El Valedor ⎼que sentía un enorme hastío por la corrupción en todas sus acepciones⎼ fue un escritor o, mejor dicho: un pensador que reflexionó sobre la podredumbre que se anidaba en el gigantismo burocrático-estatal creado por el PRI.
Mojarro, que siempre usó un lenguaje agrio y tajante, ahondó sobre la fermentación burocrática y sostuvo que la corrupción no sólo era un problema de moral individual, sino también un sistema de sobornos y extorsiones perfectamente aceitado.
El autor zacatecano jamás se mordió la lengua para llamar corruptos a los políticos (que lo eran) Y, debido a ello, la mafia intelectual encabezada por el priísta Octavio Paz lo desdeñó y difundió que no se trataba de un escritor serio ni respetable, lo que sea que eso signifique. Lo cierto es que eso le importó un cacahuate a Mojarro, quien, a diferencia de otros compañeros generacionales, no corrió a saludar al autor de El laberinto de la soledad para obtener una beca o un puesto en el establishment cultural acaudillado por el poeta de Mixcoac.

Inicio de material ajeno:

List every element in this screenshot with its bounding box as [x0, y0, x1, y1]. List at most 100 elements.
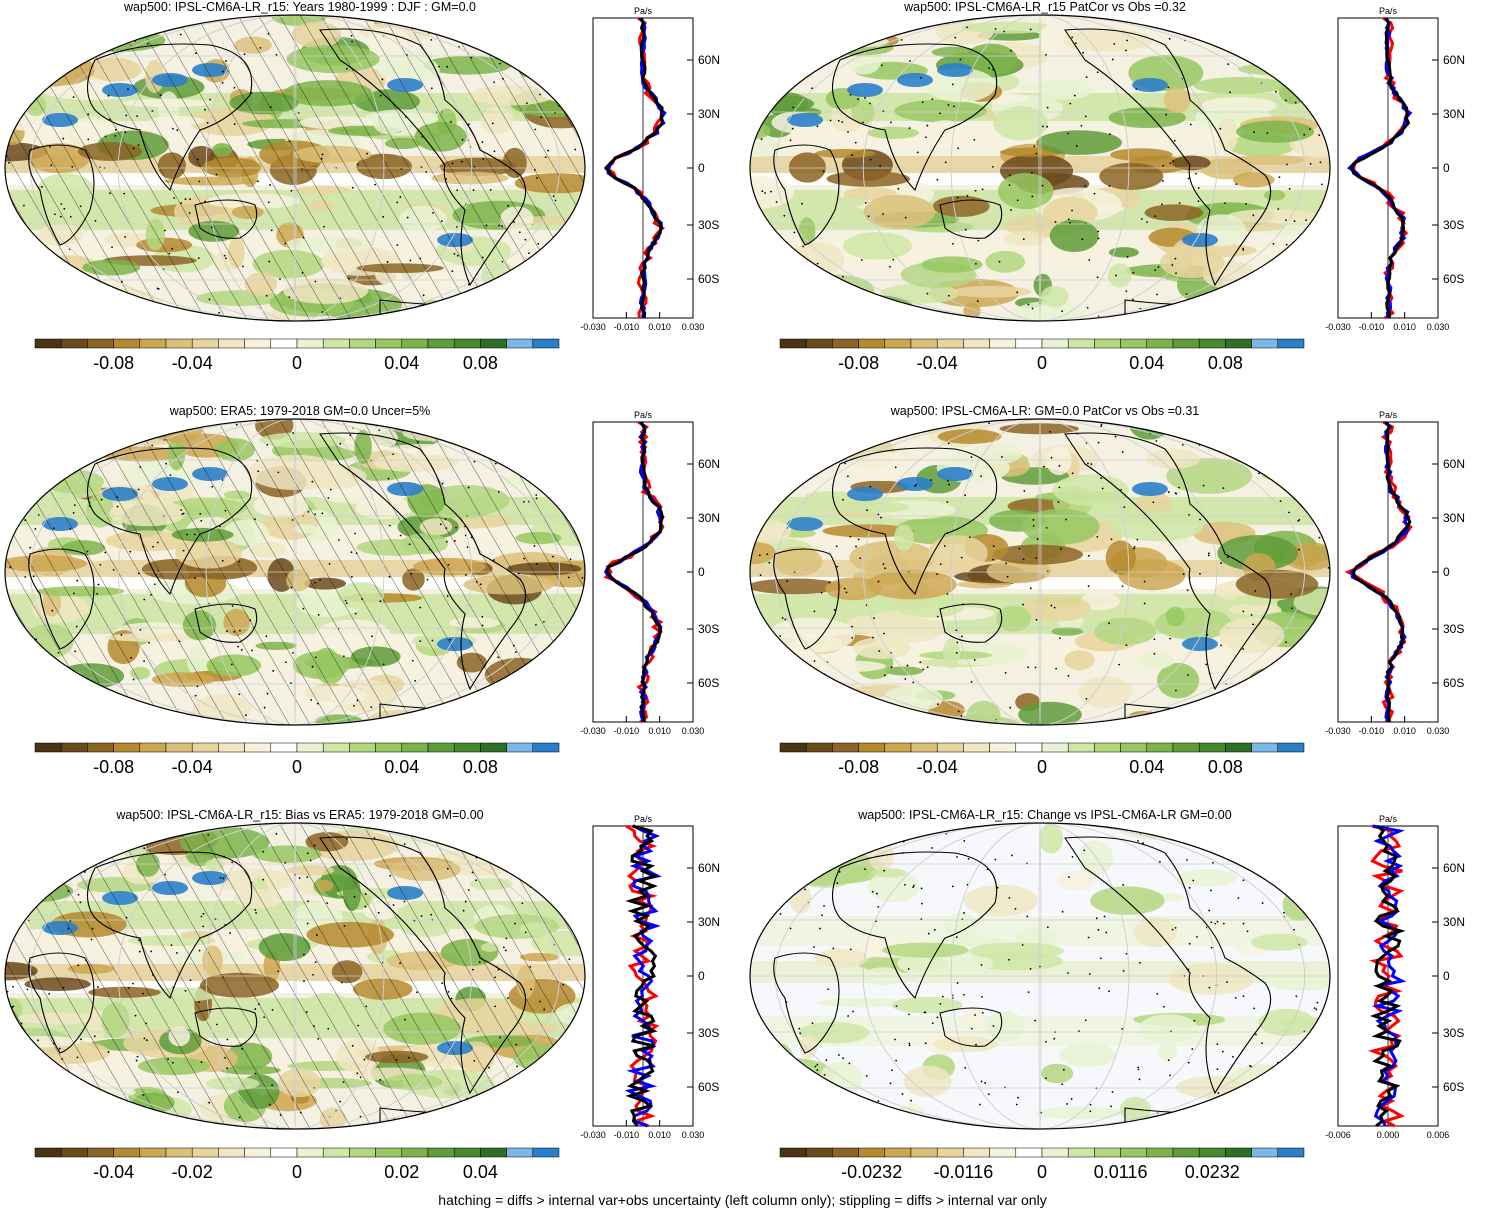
stipple-dot	[910, 1099, 912, 1102]
stipple-dot	[345, 602, 348, 605]
field-blob	[1138, 651, 1175, 670]
stipple-dot	[1087, 462, 1089, 465]
stipple-dot	[189, 198, 191, 201]
stipple-dot	[558, 248, 561, 250]
stipple-dot	[450, 997, 453, 1000]
colorbar-swatch	[296, 1147, 324, 1158]
stipple-dot	[1097, 230, 1100, 233]
stipple-dot	[90, 319, 93, 321]
stipple-dot	[268, 260, 271, 263]
stipple-dot	[856, 25, 859, 27]
stipple-dot	[34, 528, 37, 530]
field-blob	[1193, 77, 1285, 95]
stipple-dot	[1248, 854, 1251, 857]
x-tick-label: -0.030	[580, 322, 606, 332]
stipple-dot	[5, 914, 8, 917]
stipple-dot	[987, 1093, 990, 1096]
stipple-dot	[820, 592, 823, 594]
field-blob	[996, 605, 1031, 632]
stipple-dot	[481, 615, 484, 618]
stipple-dot	[230, 663, 233, 666]
stipple-dot	[77, 893, 80, 896]
field-blob	[1293, 588, 1330, 616]
panel-title: wap500: IPSL-CM6A-LR_r15: Bias vs ERA5: …	[116, 808, 484, 822]
stipple-dot	[580, 1010, 583, 1013]
stipple-dot	[502, 77, 504, 80]
stipple-dot	[254, 1072, 257, 1075]
field-blob	[993, 106, 1049, 141]
stipple-dot	[851, 625, 854, 628]
stipple-dot	[307, 900, 309, 903]
stipple-dot	[313, 844, 316, 847]
colorbar-swatch	[322, 1147, 350, 1158]
stipple-dot	[524, 238, 527, 241]
stipple-dot	[109, 192, 111, 195]
stipple-dot	[414, 312, 417, 315]
stipple-dot	[1252, 623, 1254, 626]
stipple-dot	[1061, 310, 1063, 313]
stipple-dot	[811, 40, 814, 43]
continent-outline	[28, 952, 95, 1054]
stipple-dot	[221, 81, 224, 84]
stipple-dot	[1186, 858, 1188, 861]
zonal-mean-unit: Pa/s	[634, 814, 653, 824]
x-tick-label: 0.010	[648, 1130, 671, 1140]
stipple-dot	[67, 890, 70, 892]
stipple-dot	[149, 707, 152, 710]
lat-tick-label: 60S	[1443, 1080, 1464, 1094]
stipple-dot	[569, 831, 572, 834]
stipple-dot	[348, 277, 350, 280]
stipple-dot	[952, 242, 954, 245]
map-field	[5, 15, 585, 321]
stipple-dot	[877, 1100, 880, 1102]
stipple-dot	[1120, 489, 1122, 491]
stipple-dot	[167, 1058, 169, 1061]
stipple-dot	[430, 87, 433, 90]
stipple-dot	[931, 98, 934, 101]
field-blob	[1174, 710, 1248, 725]
stipple-dot	[1288, 658, 1291, 660]
stipple-dot	[1290, 1103, 1293, 1105]
stipple-dot	[924, 1042, 927, 1045]
stipple-dot	[981, 1011, 984, 1014]
stipple-dot	[38, 712, 41, 715]
field-blob	[1016, 928, 1057, 948]
stipple-dot	[757, 280, 760, 282]
stipple-dot	[9, 650, 12, 653]
panel-change-vs-ensemble: wap500: IPSL-CM6A-LR_r15: Change vs IPSL…	[745, 808, 1485, 1193]
stipple-dot	[1154, 215, 1157, 218]
stipple-dot	[171, 1061, 174, 1064]
field-blob	[571, 221, 585, 231]
stipple-dot	[842, 498, 844, 501]
stipple-dot	[908, 1044, 911, 1047]
stipple-dot	[849, 535, 852, 538]
stipple-dot	[45, 1062, 48, 1065]
stipple-dot	[1207, 554, 1210, 557]
stipple-dot	[1195, 172, 1197, 175]
ascent-patch	[897, 73, 933, 87]
stipple-dot	[381, 78, 384, 81]
stipple-dot	[539, 68, 542, 70]
stipple-dot	[534, 128, 537, 131]
stipple-dot	[1186, 673, 1189, 676]
stipple-dot	[838, 1054, 840, 1056]
field-blob	[750, 884, 771, 910]
stipple-dot	[449, 638, 452, 641]
stipple-dot	[1235, 183, 1238, 186]
stipple-dot	[939, 563, 942, 566]
stipple-dot	[137, 144, 140, 147]
stipple-dot	[512, 644, 515, 647]
stipple-dot	[795, 318, 798, 321]
continent-outline	[831, 851, 998, 1000]
stipple-dot	[1208, 986, 1211, 989]
stipple-dot	[1327, 566, 1330, 569]
stipple-dot	[936, 573, 939, 576]
colorbar-swatch	[401, 1147, 429, 1158]
stipple-dot	[1328, 96, 1330, 99]
stipple-dot	[456, 305, 459, 308]
stipple-dot	[552, 555, 554, 558]
stipple-dot	[772, 244, 775, 247]
zonal-mean-unit: Pa/s	[1379, 410, 1398, 420]
lat-tick-label: 60N	[698, 457, 720, 471]
stipple-dot	[988, 422, 990, 425]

Y es que Mojarro, a diferencia del elitista Octavio, gozaba hablándole al gran público. Uno de sus temas preferidos fue la condición humana. Sus críticas, carentes de eufemismos y equilibrismos verbales, no dejaron títere con cabeza y, tocado un punto, abarcaron “la mediocridad de la mayoría de los mexicanos”.
Para superar la medianía de la población, el autor de Cañón de Juchipila llegó a la conclusión de que “el mejor antídoto contra la estupidez era la literatura”. Mojarro, que siempre tuvo un enorme “horror hacia le mediocridad”, un día se topó, en cierto programa radiofónico, con un radioescucha que le preguntó su opinión sobre las obras de Disney y, al punto, el escritor soltó una catarata de adjetivos contra el monopolio de medios de comunicación y entretenimiento estadounidense más grande del mundo. Y es que si algo irritaba al cuentista eran precisamente las versiones mutiladas de las grandes obras universales.

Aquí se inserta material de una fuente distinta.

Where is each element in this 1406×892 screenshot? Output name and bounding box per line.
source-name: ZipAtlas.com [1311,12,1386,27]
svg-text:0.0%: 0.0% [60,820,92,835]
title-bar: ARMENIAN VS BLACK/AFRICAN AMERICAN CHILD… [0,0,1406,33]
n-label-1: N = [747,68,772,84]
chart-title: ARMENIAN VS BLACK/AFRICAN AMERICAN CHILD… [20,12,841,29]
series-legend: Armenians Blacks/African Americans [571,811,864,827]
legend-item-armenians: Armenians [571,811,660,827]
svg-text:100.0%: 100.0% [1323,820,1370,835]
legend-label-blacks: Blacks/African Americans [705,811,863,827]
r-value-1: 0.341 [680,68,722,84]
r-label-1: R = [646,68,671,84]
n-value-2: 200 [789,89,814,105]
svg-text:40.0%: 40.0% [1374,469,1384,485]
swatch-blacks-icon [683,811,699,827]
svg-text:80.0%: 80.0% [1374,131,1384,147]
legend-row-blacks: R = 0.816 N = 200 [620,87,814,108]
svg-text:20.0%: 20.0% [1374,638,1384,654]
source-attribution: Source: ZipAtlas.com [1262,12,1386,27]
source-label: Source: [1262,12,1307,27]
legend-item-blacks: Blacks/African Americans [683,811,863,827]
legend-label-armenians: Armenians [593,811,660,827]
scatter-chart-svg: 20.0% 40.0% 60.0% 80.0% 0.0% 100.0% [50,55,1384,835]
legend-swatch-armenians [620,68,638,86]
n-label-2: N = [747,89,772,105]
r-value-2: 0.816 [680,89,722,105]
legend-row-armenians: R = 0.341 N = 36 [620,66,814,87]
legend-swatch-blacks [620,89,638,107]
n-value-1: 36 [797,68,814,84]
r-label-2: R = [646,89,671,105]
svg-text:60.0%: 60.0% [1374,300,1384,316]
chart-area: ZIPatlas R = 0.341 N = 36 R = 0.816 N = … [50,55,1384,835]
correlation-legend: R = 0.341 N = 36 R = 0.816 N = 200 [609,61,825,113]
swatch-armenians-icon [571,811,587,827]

EL CRONISTA DE LOS MILAGROS COTIDIANOS
Hombre seducido por la palabra, que practicó a través de la radio y la literatura, durante algún tiempo participó en un programa radiofónico llamado “Buenos días”, conducido por un tal Héctor Martínez Serrano, un locutor zafio con cara de caballo, que, sólo el diablo sabe por qué, tuvo mucha audiencia en la XEW. El maratónico programa ⎼se transmitía de lunes a viernes de 5:30 a 10:00 a. m. y los sábados y domingos de 5:30 a 11:00 a. m⎼ se engalanó con la participación de Mojarro. No obstante, un buen día, hastiado por la supina ignorancia del conductor, el novelista decidió poner pies en polvorosa y no volver jamás.

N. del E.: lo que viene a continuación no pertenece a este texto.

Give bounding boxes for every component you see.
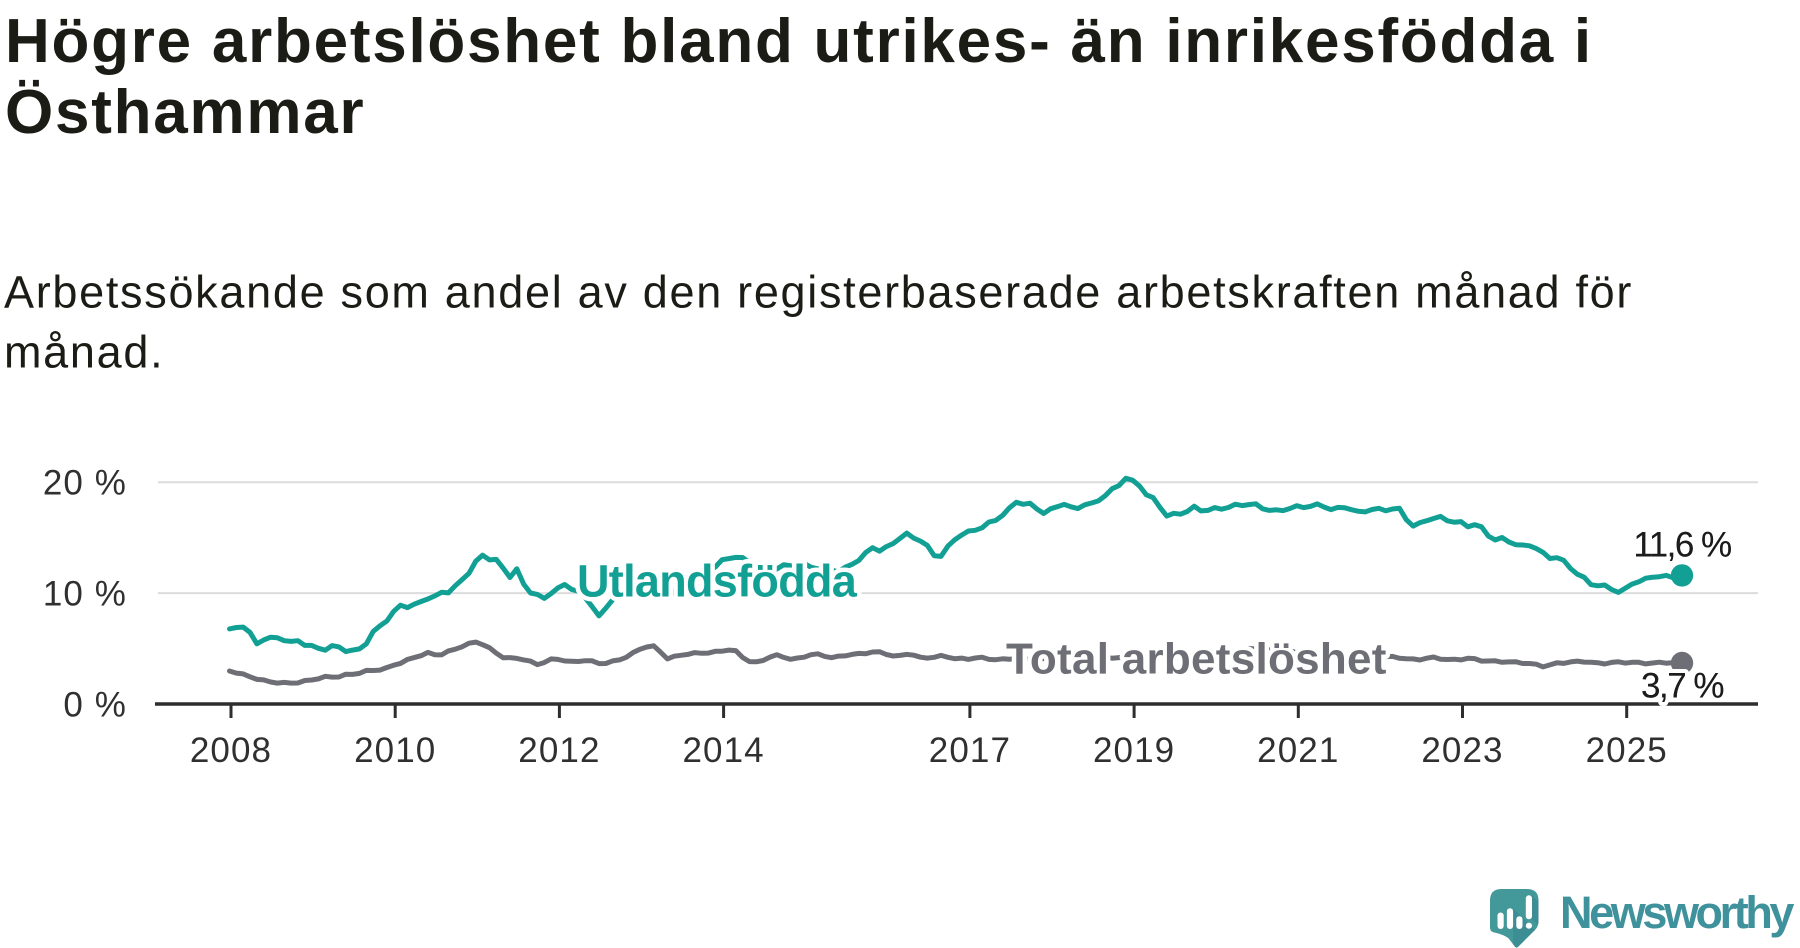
svg-text:Högre arbetslöshet bland utrik: Högre arbetslöshet bland utrikes- än inr…	[5, 7, 1593, 76]
svg-text:2008: 2008	[190, 731, 272, 770]
svg-text:2010: 2010	[354, 731, 436, 770]
svg-text:2017: 2017	[929, 731, 1011, 770]
svg-text:11,6 %: 11,6 %	[1633, 526, 1731, 565]
svg-text:3,7 %: 3,7 %	[1641, 667, 1723, 706]
svg-text:2019: 2019	[1093, 731, 1175, 770]
svg-text:3,7 %: 3,7 %	[1641, 667, 1723, 706]
svg-text:Newsworthy: Newsworthy	[1560, 887, 1794, 938]
svg-text:Arbetssökande som andel av den: Arbetssökande som andel av den registerb…	[4, 267, 1633, 318]
svg-text:Total arbetslöshet: Total arbetslöshet	[1006, 634, 1387, 683]
svg-text:månad.: månad.	[4, 327, 164, 378]
svg-text:2014: 2014	[682, 731, 764, 770]
svg-text:2025: 2025	[1586, 731, 1668, 770]
svg-text:20 %: 20 %	[43, 464, 127, 503]
svg-text:2012: 2012	[518, 731, 600, 770]
svg-text:Utlandsfödda: Utlandsfödda	[577, 556, 858, 607]
svg-text:2023: 2023	[1421, 731, 1503, 770]
svg-text:0 %: 0 %	[63, 686, 127, 725]
svg-text:10 %: 10 %	[43, 575, 127, 614]
svg-text:2021: 2021	[1257, 731, 1339, 770]
svg-text:11,6 %: 11,6 %	[1633, 526, 1731, 565]
svg-text:Östhammar: Östhammar	[5, 78, 365, 147]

A Mojarro, el cronista de los pequeños milagros que ocurren en la cotidianeidad, no lo encandilaban los temas estéticos, sino que le gustaba ofrecer detalles sobre la vida ordinaria. Esos paseos por la vida común produjeron narraciones que dejaron boquiabiertos a cualquier cantidad de espectadores. Durante muchos años, el novelista cuyos autores preferidos fueron, según decía él mismo, José Revueltas y Fiódor Dostoyevski, se dedicó a observar las pequeñas minucias de la vida con el asombro de quien, en cada día aparentemente anodino, presenciaba un milagro. Y es que G. K. Chesterton decía, en ese sentido, que lo de veras milagroso de los milagros es que puedan suceder. Lo curioso es que un puñado de bienpensantes nos quiera hacer tragar el cuento de que los milagros sólo ocurren en lo excepcional, cuando lo cierto es que lo más nimio de cuanto sucede a nuestro alrededor, bien mirado, podría ser calificado como un milagro en toda la regla. Y eso lo sabía perfectamente el autor de la novela Trasterra.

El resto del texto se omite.